Back in 2013-14, I did a series of posts on the stories in James Joyce's Dubliners, one of my favorite books. Here is a link to the one on "Araby," about a young boy who has an unpleasant epiphany when he goes to buy a gift for a girl he likes at a bazaar. I enjoyed that exercise and think I will start a series like it, except that the subjects will be a continuous miscellany of stories I like by American authors. First is going to be Hemingway's "Indian Camp." It can be read online here, if you are interested. It's only about 1500 words long.
"Indian Camp" was the first story in Hemingway's first collection, In Our Time, published in 1925, the year he turned 26. Possibly it is misleading to say "collection," for the stories in the book are preceded by brief vignettes and the successive headings "Chapter I," "Chapter II," "Chapter III," etc. So Hemingway did not think of the book as a collection of unrelated stories. In this respect, In Our Time resembles Dubliners, which had been published in 1914--Hemingway admired it and seems to have studied it carefully. The stories in Joyce's book are about ordinary Dubliners who keep getting a little older as the book progresses. "Araby," for example, is the third story, and the main character is on the brink of adolescence. In the last story, "The Dead," the main character, Gabriel Conroy, is middle-aged. In In Our Time, we have not a succession of characters but a single character, Nick Adams, who is a little older in each story in which he appears. (He doesn't appear in all of them.) "Indian Camp," then, is the story for Chapter I in the first edition of In Our Time. It's the first Nick Adams story, both with respect to the boy's age (one guesses around 10) and date of composition (1923 or 1924--the above picture is contemporaneous, as it's Hemingway's passport photo for 1923).

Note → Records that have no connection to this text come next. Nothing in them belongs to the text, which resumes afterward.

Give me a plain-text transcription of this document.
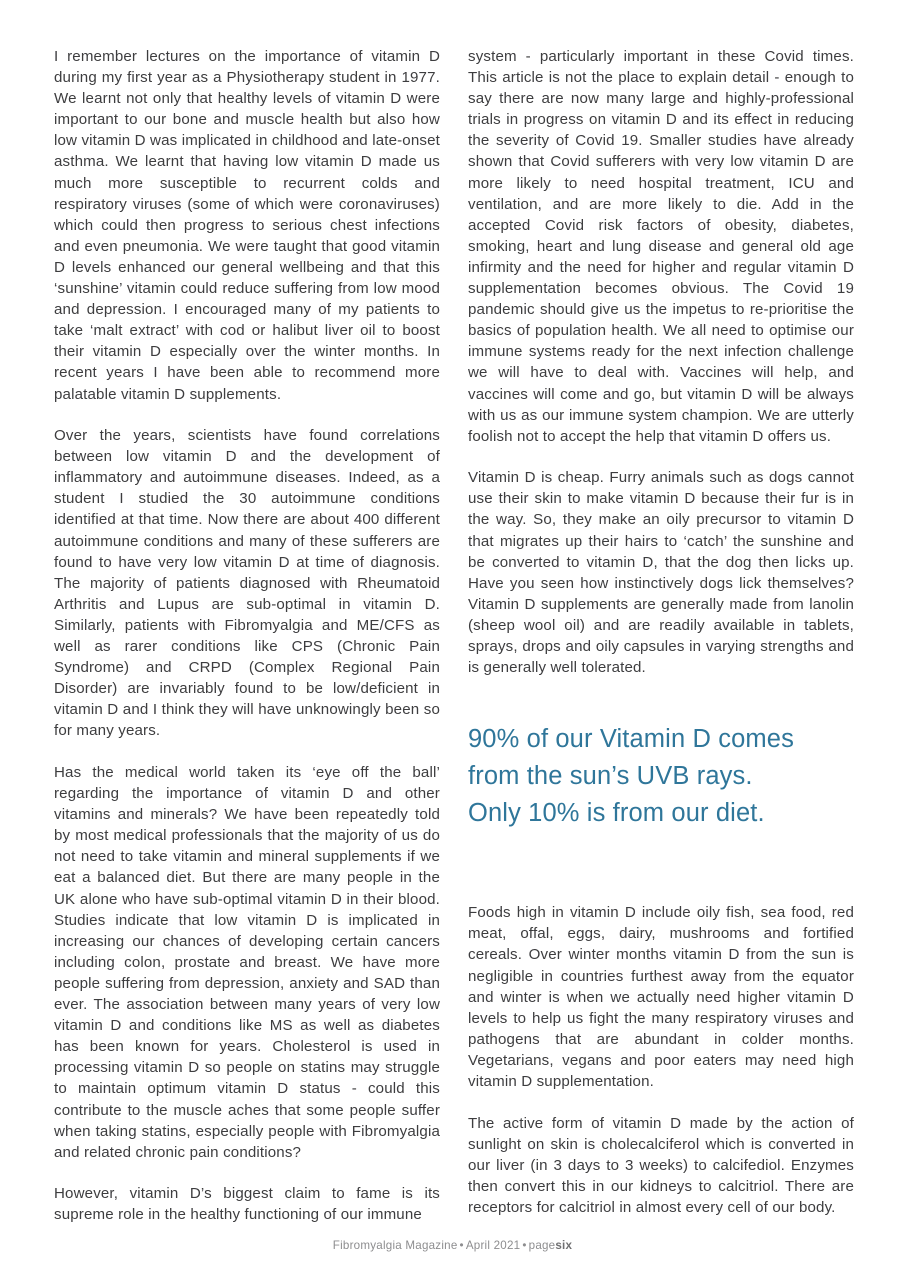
I remember lectures on the importance of vitamin D during my first year as a Physiotherapy student in 1977. We learnt not only that healthy levels of vitamin D were important to our bone and muscle health but also how low vitamin D was implicated in childhood and late-onset asthma. We learnt that having low vitamin D made us much more susceptible to recurrent colds and respiratory viruses (some of which were coronaviruses) which could then progress to serious chest infections and even pneumonia. We were taught that good vitamin D levels enhanced our general wellbeing and that this ‘sunshine’ vitamin could reduce suffering from low mood and depression. I encouraged many of my patients to take ‘malt extract’ with cod or halibut liver oil to boost their vitamin D especially over the winter months. In recent years I have been able to recommend more palatable vitamin D supplements.

Over the years, scientists have found correlations between low vitamin D and the development of inflammatory and autoimmune diseases. Indeed, as a student I studied the 30 autoimmune conditions identified at that time. Now there are about 400 different autoimmune conditions and many of these sufferers are found to have very low vitamin D at time of diagnosis. The majority of patients diagnosed with Rheumatoid Arthritis and Lupus are sub-optimal in vitamin D. Similarly, patients with Fibromyalgia and ME/CFS as well as rarer conditions like CPS (Chronic Pain Syndrome) and CRPD (Complex Regional Pain Disorder) are invariably found to be low/deficient in vitamin D and I think they will have unknowingly been so for many years.

Has the medical world taken its ‘eye off the ball’ regarding the importance of vitamin D and other vitamins and minerals? We have been repeatedly told by most medical professionals that the majority of us do not need to take vitamin and mineral supplements if we eat a balanced diet. But there are many people in the UK alone who have sub-optimal vitamin D in their blood. Studies indicate that low vitamin D is implicated in increasing our chances of developing certain cancers including colon, prostate and breast. We have more people suffering from depression, anxiety and SAD than ever. The association between many years of very low vitamin D and conditions like MS as well as diabetes has been known for years. Cholesterol is used in processing vitamin D so people on statins may struggle to maintain optimum vitamin D status - could this contribute to the muscle aches that some people suffer when taking statins, especially people with Fibromyalgia and related chronic pain conditions?

However, vitamin D’s biggest claim to fame is its supreme role in the healthy functioning of our immune

system - particularly important in these Covid times. This article is not the place to explain detail - enough to say there are now many large and highly-professional trials in progress on vitamin D and its effect in reducing the severity of Covid 19. Smaller studies have already shown that Covid sufferers with very low vitamin D are more likely to need hospital treatment, ICU and ventilation, and are more likely to die. Add in the accepted Covid risk factors of obesity, diabetes, smoking, heart and lung disease and general old age infirmity and the need for higher and regular vitamin D supplementation becomes obvious. The Covid 19 pandemic should give us the impetus to re-prioritise the basics of population health. We all need to optimise our immune systems ready for the next infection challenge we will have to deal with. Vaccines will help, and vaccines will come and go, but vitamin D will be always with us as our immune system champion. We are utterly foolish not to accept the help that vitamin D offers us.

Vitamin D is cheap. Furry animals such as dogs cannot use their skin to make vitamin D because their fur is in the way. So, they make an oily precursor to vitamin D that migrates up their hairs to ‘catch’ the sunshine and be converted to vitamin D, that the dog then licks up. Have you seen how instinctively dogs lick themselves? Vitamin D supplements are generally made from lanolin (sheep wool oil) and are readily available in tablets, sprays, drops and oily capsules in varying strengths and is generally well tolerated.

90% of our Vitamin D comes
from the sun’s UVB rays.
Only 10% is from our diet.

Foods high in vitamin D include oily fish, sea food, red meat, offal, eggs, dairy, mushrooms and fortified cereals. Over winter months vitamin D from the sun is negligible in countries furthest away from the equator and winter is when we actually need higher vitamin D levels to help us fight the many respiratory viruses and pathogens that are abundant in colder months. Vegetarians, vegans and poor eaters may need high vitamin D supplementation.

The active form of vitamin D made by the action of sunlight on skin is cholecalciferol which is converted in our liver (in 3 days to 3 weeks) to calcifediol. Enzymes then convert this in our kidneys to calcitriol. There are receptors for calcitriol in almost every cell of our body.

Fibromyalgia Magazine • April 2021 • pagesix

Here's what happens in the story:
Nick is on a fishing trip with his father, who is a physician, and his father's brother, George. They camp on the shore of the lake they fish. On the other side of the lake is an Indian camp. As the story opens, two Indians have come in row boats in the night to summon Dr Adams. A woman at the camp has been in labor for two days, unable to deliver her baby, which is in the breech position. Nick, his father, and uncle cross the lake in row boats with the Indians. Here is the paragraph in which Hemingway describes their entry to the camp:
Inside on a wooden bunk lay a young Indian woman. She had been trying to have her baby for two days. All the old women in the camp had been helping her. The men had moved off up the road to sit in the dark and smoke out of range of the noise she made. She screamed just as Nick and the two Indians followed his father and Uncle George into the shanty. She lay in the lower bunk, very big under a quilt. Her head was turned to one side. In the upper bunk was her husband. He had cut his foot very badly with an axe three days before. He was smoking a pipe. The room smelled very bad.
Unless I've miscounted, eleven sentences, 121 words, 142 syllables, and one comma. Every word is one or two syllables but for "Indian," which occurs twice. George and Nick are pressed into service as assistants and Dr Adams addresses successfully the medical crisis. In the immediate aftermath, he is giddy and tells his brother that to have performed a C-section with a jack-knife and then sewed up the incision with fishing line is "one for the medical journals." The improvised operation has been accomplished without the aid of an anaesthetic. Before leaving, Dr Adams checks on the husband in the upper bunk. The man lies on the edge of the bed away from the open part of the room, face to the wall. When the doctor lifts his lamp, Nick happens to be standing right where he can see that the sagging part of the bed is full of pooling blood and that the man has with a razor slit his throat from ear to ear, nearly decapitating himself. He evidently could not endure his wife's suffering.
Hemingway's spare narration somehow amplifies the horror of the scene. In the muted conclusion, Nick and his father are in the row boat again, headed back across the lake. Nick asks questions, like whether suicide is very common and whether some women do it, too, and his father answers. The sun is just coming up, and there is a chill in the air that contrasts with the warmth of the water when Nick trails his hand in it. In another detail, a fish jumps, forming a circle in the water. It is as if the nightmare is receding as father and son row away from the fallen world back into Eden. This sense seems consistent, perhaps, with the description of the original night crossing to the Indian camp, when Nick had leaned back in the boat, his father's arm around him, as the Indian rowed them through the mist on the lake. We might say that the structure of the story is a framed narrative--the frames being the two trips across the lake by boat--and that its "point" is the effect of the inner story on the approximately 10-year-old Nick Adams. The last sentence is:
In the early morning on the lake sitting in the stern of the boat with his father rowing, [Nick] felt quite sure that he would never die.
The Indian camp experience is too awful to be assimilated and accepted.